The other day I asked 2.5 Pro for suggestions. It would provide one, which I rejected with some reasoning. It would provide another, which I also rejected. Asked for more it would then loop between the two, repeating the previous suggestions verbatim. It went on for 3-4 times, even after being told to reflect on it and it being able to recite the rejection reasons.
* Gemini has the highest ceiling out of all of the models, but has consistently struggled with token-level accuracy. In other words, it's conceptual thinking it well beyond other models, but it sometimes makes stupid errors when talking. This makes it hard to reliably use for tool calling or structured output. Gemini is also very hard to steer, so when it's wrong, it's really hard to correct.
* Claude is extremely consistent and reliable. It's very, very good at the details - but will start to forget things if things get too complex. The good news is Claude is very steerable and will remember those details if you remind it.
* GPT-5 seems to be completely random for me. It's so inconsistent that it's extremely hard to use.
I tend to use Claude because I'm the most familiar with it and I'm confident that I can get good results out of it.
It's really the only model that can do large(er) codebase work.
It’s honestly crazy how good it is, coming from Claude. I never thought I could already pass something a design doc and have it one-shot the entire thing with such level of accuracy. Even with Opus, I always need to either steer it, or fix the stuff it forgot by hand / have another phase afterwards to get it from 90% to 100%.
Yes the Codex TUI sucks but the model with high reasoning is an absolute beast, and convinced me to switch from Claude Max to ChatGPT Pro
It's like the personality of a person. Employee A is better at talking to customers than Employee B, but Employee B is better at writing code than Employee A. Is one better than the other? Is one smarter than the other? Nope. Different training data.
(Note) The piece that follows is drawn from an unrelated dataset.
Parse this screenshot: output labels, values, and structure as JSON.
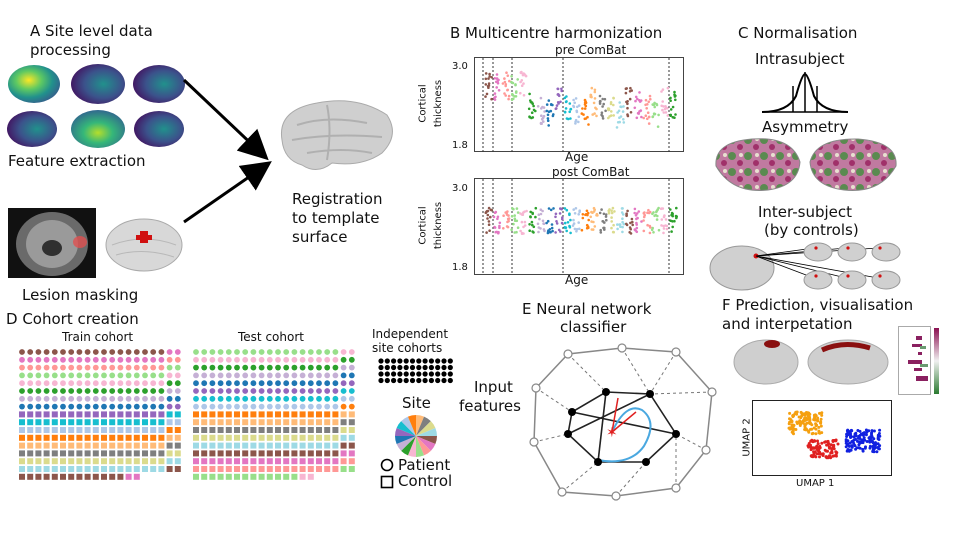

I run claude CLI as a primary and just ask it nicely to consult gemini cli (but not let it do any coding). It works surprisingly well. OpenAI just fell out of my view. Even cancelled ChatGPT subscription. Gemini is leaping forward and _feels like_ ChatGPT-5 is a regression.. I can't put my finger on it tbh.
One advantage Gemini had (or still has, I’m not sure about the other providers) was its large context window combined with the ability to use PDF documents. It probably saved me weeks of work on an integration with a government system uploading hundreds of pages of documentation and immediately start asking questions, generating rules, and troubleshooting payloads that were leading to generic, computer-says-no errors.
No need to go trough RAG shenanigans and all of it within the free token allowance.
It took me way too long to figure out how to even access & use Veo 3.
It’s like Google doesn’t know how to package a product.
I can't get even gpt5 to create a new feature without generating completely awful code - making up facts where it can't find how it fits into the rest of the code - and functionality spawning error ridden unmaintainable mess.
I've spent this whole week debugging AI trash. And it's not fun.
They are literally the worst major provider in terms of privacy for consumer paid service.
Not to mention every team will have the bouncing balls in the polygon in their dataset now.